CHIJMES (pronounced Chimes) started as a complex of catholic convent buildings, back in the 1840s, and has been beautifully restored before it was converted into a thriving food, shopping and entertainment complex. There is also an art gallery here and live performances take place on weekends and public holidays.
Recommended restaurants in CHIJMES include: Tatsu Teppanyaki (Japanese Teppanyaki cuisine), Lei Garden Restaurant (Well known Chinese - Cantonese restaurant), Bobby's Taproom Grill & Ribs, Carnivore Brazilian Churrascaria and Hog's Breath Café (Casual, American-Australian resto-bar, serving steaks, burgers and their likes...).
Leaving CHIJMES, turn left to Bras Basah Road and after five minutes or so, left again, to Bencoolen. Cross Stamford Road and enter the National Museum of Singapore, the city-state's oldest and largest museum.

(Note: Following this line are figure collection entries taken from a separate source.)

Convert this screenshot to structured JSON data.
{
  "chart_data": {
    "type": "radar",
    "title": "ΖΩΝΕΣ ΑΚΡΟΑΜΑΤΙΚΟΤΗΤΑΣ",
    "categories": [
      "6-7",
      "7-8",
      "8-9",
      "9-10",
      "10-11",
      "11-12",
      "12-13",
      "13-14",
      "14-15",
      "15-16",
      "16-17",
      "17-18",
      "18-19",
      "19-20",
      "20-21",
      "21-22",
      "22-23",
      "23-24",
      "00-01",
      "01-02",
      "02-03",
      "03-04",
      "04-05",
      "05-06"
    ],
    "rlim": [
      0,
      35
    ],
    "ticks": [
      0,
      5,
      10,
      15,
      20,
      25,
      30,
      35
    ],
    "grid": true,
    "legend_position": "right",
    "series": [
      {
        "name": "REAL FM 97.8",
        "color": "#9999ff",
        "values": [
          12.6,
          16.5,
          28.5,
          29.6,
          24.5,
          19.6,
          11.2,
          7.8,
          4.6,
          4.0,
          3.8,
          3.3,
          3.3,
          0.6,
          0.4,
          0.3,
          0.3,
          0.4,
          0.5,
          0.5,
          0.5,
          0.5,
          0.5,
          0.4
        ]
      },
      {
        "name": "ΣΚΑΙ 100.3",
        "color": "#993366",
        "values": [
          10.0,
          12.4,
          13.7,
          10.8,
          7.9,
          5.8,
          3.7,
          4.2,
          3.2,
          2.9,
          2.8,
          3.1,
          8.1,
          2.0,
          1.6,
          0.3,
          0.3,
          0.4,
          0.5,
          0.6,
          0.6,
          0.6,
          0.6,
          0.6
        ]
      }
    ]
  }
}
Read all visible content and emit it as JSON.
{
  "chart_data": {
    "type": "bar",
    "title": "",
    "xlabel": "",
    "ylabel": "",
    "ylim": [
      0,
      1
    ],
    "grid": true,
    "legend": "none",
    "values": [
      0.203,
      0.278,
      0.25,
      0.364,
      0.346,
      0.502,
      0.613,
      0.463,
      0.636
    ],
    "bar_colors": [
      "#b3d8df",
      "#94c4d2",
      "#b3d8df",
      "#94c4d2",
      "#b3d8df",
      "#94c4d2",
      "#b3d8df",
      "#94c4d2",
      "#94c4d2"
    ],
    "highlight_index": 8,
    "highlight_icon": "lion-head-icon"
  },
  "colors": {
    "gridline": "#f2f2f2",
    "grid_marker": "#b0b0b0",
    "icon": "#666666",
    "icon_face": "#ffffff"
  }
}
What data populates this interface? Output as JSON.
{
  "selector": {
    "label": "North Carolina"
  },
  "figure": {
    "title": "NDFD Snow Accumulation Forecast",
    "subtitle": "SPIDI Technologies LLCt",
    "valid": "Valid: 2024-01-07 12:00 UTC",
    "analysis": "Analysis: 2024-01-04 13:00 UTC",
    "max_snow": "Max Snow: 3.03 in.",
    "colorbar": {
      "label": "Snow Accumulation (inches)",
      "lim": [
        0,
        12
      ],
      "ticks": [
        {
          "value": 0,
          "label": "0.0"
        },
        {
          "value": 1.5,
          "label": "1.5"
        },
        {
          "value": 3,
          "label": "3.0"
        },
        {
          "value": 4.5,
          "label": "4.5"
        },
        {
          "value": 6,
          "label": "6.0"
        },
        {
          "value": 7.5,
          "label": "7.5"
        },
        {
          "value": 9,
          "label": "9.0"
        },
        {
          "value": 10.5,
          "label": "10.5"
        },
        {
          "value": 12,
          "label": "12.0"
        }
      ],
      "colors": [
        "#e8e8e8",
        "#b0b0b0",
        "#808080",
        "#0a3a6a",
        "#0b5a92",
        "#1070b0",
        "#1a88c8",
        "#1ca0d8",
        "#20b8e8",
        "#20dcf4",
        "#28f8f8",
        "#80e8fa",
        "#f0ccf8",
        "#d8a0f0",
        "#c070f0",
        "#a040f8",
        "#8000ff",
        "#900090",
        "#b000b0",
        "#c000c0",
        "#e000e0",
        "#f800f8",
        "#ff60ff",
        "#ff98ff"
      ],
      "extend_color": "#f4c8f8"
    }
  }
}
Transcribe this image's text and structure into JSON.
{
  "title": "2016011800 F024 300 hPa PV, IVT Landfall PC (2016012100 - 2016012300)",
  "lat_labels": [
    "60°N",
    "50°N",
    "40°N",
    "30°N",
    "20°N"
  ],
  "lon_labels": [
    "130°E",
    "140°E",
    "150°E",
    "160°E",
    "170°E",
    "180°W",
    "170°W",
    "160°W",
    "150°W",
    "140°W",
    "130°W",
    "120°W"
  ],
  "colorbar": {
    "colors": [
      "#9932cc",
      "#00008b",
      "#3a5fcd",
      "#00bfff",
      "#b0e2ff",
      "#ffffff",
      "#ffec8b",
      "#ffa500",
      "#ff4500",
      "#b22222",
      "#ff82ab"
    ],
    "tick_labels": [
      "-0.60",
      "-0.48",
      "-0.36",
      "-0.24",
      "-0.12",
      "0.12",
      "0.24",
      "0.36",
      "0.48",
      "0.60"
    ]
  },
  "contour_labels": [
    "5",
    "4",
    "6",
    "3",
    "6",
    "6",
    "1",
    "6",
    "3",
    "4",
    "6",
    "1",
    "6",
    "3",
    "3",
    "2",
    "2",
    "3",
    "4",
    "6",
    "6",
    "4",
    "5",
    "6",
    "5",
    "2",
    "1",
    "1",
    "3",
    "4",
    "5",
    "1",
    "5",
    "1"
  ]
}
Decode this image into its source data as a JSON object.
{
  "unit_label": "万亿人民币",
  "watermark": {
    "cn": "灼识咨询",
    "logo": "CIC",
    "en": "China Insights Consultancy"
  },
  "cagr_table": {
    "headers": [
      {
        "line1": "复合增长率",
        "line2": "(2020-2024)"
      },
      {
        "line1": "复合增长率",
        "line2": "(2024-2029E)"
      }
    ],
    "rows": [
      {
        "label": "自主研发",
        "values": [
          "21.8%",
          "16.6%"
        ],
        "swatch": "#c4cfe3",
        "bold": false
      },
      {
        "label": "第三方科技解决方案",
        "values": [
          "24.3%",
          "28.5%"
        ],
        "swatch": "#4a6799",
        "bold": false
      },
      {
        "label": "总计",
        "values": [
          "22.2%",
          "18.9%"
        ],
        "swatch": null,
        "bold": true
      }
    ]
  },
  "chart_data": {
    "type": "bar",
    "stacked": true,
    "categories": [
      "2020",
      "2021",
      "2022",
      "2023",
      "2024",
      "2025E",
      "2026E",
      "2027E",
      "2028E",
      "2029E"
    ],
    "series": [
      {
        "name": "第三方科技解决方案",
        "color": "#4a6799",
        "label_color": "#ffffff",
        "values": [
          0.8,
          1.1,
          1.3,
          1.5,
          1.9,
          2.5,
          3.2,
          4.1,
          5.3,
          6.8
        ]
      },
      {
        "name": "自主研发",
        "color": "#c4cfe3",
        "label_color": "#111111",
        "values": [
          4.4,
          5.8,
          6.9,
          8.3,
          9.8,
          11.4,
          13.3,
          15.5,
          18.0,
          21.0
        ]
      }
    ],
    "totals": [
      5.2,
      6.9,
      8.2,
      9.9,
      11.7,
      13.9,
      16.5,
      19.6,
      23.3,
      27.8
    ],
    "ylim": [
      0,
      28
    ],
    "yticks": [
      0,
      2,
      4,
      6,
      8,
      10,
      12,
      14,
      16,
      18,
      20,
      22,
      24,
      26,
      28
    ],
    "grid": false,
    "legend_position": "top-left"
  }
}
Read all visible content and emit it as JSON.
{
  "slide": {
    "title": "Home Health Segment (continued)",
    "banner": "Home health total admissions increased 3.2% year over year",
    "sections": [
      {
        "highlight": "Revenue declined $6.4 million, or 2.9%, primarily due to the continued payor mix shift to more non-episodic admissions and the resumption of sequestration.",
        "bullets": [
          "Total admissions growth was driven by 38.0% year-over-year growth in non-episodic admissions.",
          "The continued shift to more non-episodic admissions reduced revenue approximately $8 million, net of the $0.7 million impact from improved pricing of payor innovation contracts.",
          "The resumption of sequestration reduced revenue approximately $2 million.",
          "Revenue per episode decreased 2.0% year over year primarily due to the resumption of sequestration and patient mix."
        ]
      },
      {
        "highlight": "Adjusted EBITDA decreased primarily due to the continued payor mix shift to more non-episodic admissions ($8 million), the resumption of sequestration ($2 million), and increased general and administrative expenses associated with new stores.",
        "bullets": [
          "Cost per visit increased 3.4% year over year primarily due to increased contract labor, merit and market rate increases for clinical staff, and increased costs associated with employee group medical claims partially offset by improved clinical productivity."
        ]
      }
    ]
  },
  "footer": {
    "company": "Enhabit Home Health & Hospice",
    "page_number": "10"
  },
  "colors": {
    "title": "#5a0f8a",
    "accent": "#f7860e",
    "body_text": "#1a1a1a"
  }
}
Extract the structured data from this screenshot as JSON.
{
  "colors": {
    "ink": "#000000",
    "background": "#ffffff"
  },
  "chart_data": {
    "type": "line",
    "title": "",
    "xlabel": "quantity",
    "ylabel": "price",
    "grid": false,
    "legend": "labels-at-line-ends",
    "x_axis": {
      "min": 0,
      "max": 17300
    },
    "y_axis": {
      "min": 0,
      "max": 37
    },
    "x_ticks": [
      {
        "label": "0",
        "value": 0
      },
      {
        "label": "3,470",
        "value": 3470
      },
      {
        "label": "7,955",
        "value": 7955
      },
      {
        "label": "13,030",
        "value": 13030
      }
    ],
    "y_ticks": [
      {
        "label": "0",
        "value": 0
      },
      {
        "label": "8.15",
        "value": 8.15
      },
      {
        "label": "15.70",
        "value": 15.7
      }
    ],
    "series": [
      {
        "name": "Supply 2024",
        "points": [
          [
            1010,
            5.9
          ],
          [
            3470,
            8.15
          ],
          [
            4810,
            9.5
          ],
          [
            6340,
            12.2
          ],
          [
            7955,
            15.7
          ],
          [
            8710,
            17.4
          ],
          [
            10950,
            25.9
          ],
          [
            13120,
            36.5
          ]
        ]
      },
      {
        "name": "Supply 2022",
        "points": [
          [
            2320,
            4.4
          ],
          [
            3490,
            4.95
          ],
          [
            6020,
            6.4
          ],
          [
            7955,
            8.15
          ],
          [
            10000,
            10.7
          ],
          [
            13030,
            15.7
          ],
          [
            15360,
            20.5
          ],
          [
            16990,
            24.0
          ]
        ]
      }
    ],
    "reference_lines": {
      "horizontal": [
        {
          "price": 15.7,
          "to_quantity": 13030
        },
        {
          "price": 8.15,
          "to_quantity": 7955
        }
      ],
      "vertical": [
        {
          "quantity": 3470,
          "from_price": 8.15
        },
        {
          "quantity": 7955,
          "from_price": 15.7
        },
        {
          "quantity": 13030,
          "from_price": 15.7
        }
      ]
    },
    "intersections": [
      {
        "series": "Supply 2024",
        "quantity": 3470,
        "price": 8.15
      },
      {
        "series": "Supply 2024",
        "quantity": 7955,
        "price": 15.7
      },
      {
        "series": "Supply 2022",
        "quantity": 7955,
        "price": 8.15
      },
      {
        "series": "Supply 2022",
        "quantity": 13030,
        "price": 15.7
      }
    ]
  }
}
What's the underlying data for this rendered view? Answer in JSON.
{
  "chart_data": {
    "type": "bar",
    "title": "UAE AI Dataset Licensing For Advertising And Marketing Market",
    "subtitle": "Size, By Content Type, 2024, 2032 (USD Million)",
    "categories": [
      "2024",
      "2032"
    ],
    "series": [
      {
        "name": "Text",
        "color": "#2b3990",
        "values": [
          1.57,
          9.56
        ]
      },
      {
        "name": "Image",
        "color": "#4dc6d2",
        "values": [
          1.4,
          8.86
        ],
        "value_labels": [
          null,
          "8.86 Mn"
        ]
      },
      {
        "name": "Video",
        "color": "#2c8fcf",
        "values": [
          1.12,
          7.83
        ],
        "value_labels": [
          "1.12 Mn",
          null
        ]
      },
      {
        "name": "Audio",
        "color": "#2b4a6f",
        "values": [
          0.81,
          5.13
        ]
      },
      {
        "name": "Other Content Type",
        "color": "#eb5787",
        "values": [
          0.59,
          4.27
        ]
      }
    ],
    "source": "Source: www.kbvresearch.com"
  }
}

Occupying an impressive 1887 Neo-Palladian & Renaissance building (with some ultra-modern extensions), the museum's main feature is the "Singapore History Gallery", where the visitor walks pass dozens of beautifully designed life-size displays that replicate scenes from the city's past… Highly recommended!
Daily, 10am – 6pm (Singapore Living Galleries remain open until 8pm and admission is free during the last two hours). Website
The Raffles Hotel in Singapore
Next in line is The Raffles: One of the world's most classic hotels, where you can enjoy a sundowner at the famous Long Bar, where the Singapore Sling was invented, or opt for the more aristocratic Bar & Billiard Room, where Singapore's last tiger was shot.
"The grand old dame", as the Raffles is often called, has started its life as a rather humble 10-room colonial bungalow, back in 1887, but quickly became one of Southeast Asia's most glamorous hotels, attracting guests like Rudyard Kipling, Charlie Chaplin, Queen Elizabeth II and Elizabeth Taylor, just to name a few…
There is a small museum on the arcade's 3rd floor, where you can see nostalgic paraphernalia from the hotel's past (free), and a beautiful shop where you can purchase the hotel's vintage novelties.
You can enter Raffles Hotel from Bras Basah Road, 5 minutes' walk from CHIJMES.
If you still have the energy for more activities, you can wind up the day at the Singapore Flyer, or at Marina Bay Sands:
Singapore Flyer, the world’s current largest Ferris wheel soars 165 M (550 ft) above the city and affords stunning views of Singapore and its environs… The best time to ride it is at around 7pm, which is twilight time in Singapore almost all year around, but make sure visibility is fine, or else you are wasting your time and money (website).
Located at the shopping mall beneath the Singapore Flyer, Flight Experience's simulator is the closest you can get to flying a Boeing jet, without having a pilot's license. It's not a cheap pleasure, but the experience is hands down unforgettable (website).
Marina Bay Sands, Southeast Asia's newest and most popular mega-attraction, boasts an ostentatious casino (Singapore's first), a fantastic shopping mall and almost endless dining and entertainment options, although the real hoo-ha here is the Sands SkyPark - An enormous sky terrace that is perched across the three hotel skyscrapers, at a height of more than 200 metres (website).
24 hours a day / 7 days a week (lifts to Sands SkyPark run 10am - 10pm)
How to get there? Take the MRT from Bras Basah Station (next to CHIJMES / short walk from both Raffles Hotel, and National Museum of Singapore) and drop off at Promenade MRT (two stations away), which is directly linked to the Singapore Flyer.
Marina Bay Sands is directly linked to Bayfront MRT Station, which is one station ride from Promenade.